Dans la gueule du dieu-marchandise, n’étions nous pas, comme Alcofrybas –qui n’est autre que l’auteur lui-même- errant dans une bouche géante?
L’histoire précise qu’il se nourrissait de tous les bons morceaux qui passaient dans la gorge du géant et sur lesquels il prélevait ses droits de douane. Donc, à sa manière, face aux monceaux de marchandises nous décidions d’en prélever une infinitésimale partie sous la forme de ces sticks sonores et colorés.
Nous savons que, pour Rabelais, tout est prétexte à la gigantale parole. A preuve, dans Gargantua, ce fantastique recensement de tout ce qui fait l’univers de la taverne (exclamations, jurons etc...)   auquel nous vient l’envie d’ajouter cette exclamation entendue il y a peu dans un bar: «Eh Polo, viens donc baiser une roteuse avec nous!».
Chez Rabelais, donc, tout participe à la grande odyssée de la parole. Tout peut être objet de langage, tout peut devenir épopée, y compris les propos torcheculatifs. Mais revenons à nos bâtons... "dégueuleurs".

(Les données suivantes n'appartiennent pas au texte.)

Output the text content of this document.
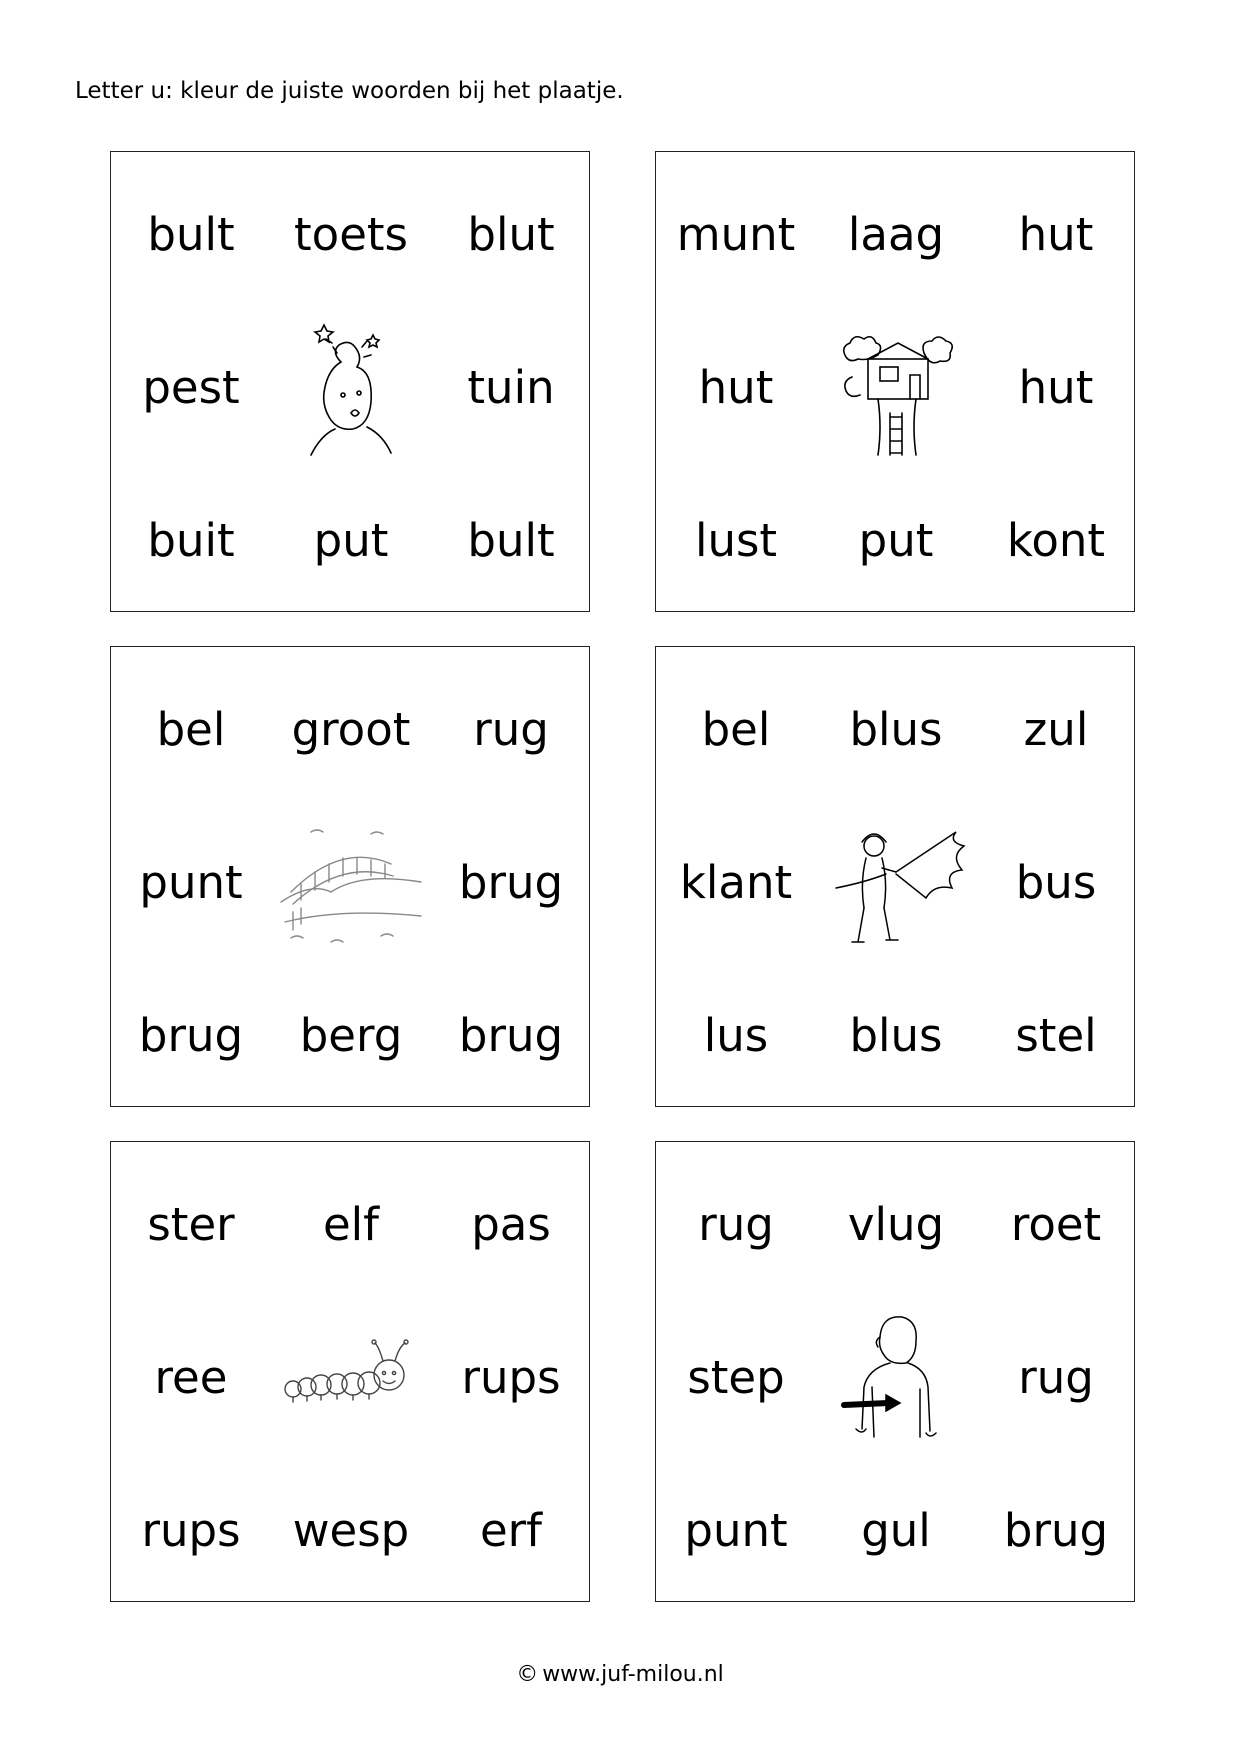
Letter u: kleur de juiste woorden bij het plaatje.
bult	toets	blut
pest	tuin
buit	put	bult
munt	laag	hut
hut	hut
lust	put	kont
bel	groot	rug
punt	brug
brug	berg	brug
bel	blus	zul
klant	bus
lus	blus	stel
ster	elf	pas
ree	rups
rups	wesp	erf
rug	vlug	roet
step	rug
punt	gul	brug
© www.juf-milou.nl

Voilà, de fil en aiguille, comment s’enchaîna le travail.
Des sons s’apparentant à des éructations furent obtenus par la mise en rotation de ces bâtonnets roteurs fixés sur une roue motorisée. On pourrait dire les choses ainsi, mimant l’antique lignage du grand Pantagruel :
Et le premier fut le son
Qui engendra la table
Qui engendra les verres
Qui engendra les lèvres
Qui engendra les traces sur les verres
Qui engendra..... l’ouverture de la cavité communiquant avec l’appareil digestif, c’est à dire la bouche, là où agit la langue.

Nous y voilà !  Le véritable géant dans l’œuvre de Rabelais est bien cette langue nouvelle d’une portée infinie. Une géante que l’on nomme  ECRITURE (d’ailleurs cette langue est si grande qu’elle peut même abriter une armée entière).

On apprend aussi en lisant le chapitre 32, qu’au fond de cette gorge de Pantagruel vit toute une populace située au-delà des dents, et dont on sait peu de choses en vertu du fait que la moitié du monde ignore la façon dont vit l’autre moitié, précise l’auteur. Gageons que le langage de ce peuple n’est fait que de rots. Une langue des rots en quelque sorte.
En conclusion, ces éructations ne seraient-elles pas pour ces gens situés de l’autre côté de la barrière  un moyen de montrer leur désapprobation? 

Le fin mot de cette histoire : dans ce pandémonium dédié à la marchandise  –dans ce grand magasin dont nous parlions plus haut-  une voix infime se faisait entendre : c’était celle d’un rengorgé...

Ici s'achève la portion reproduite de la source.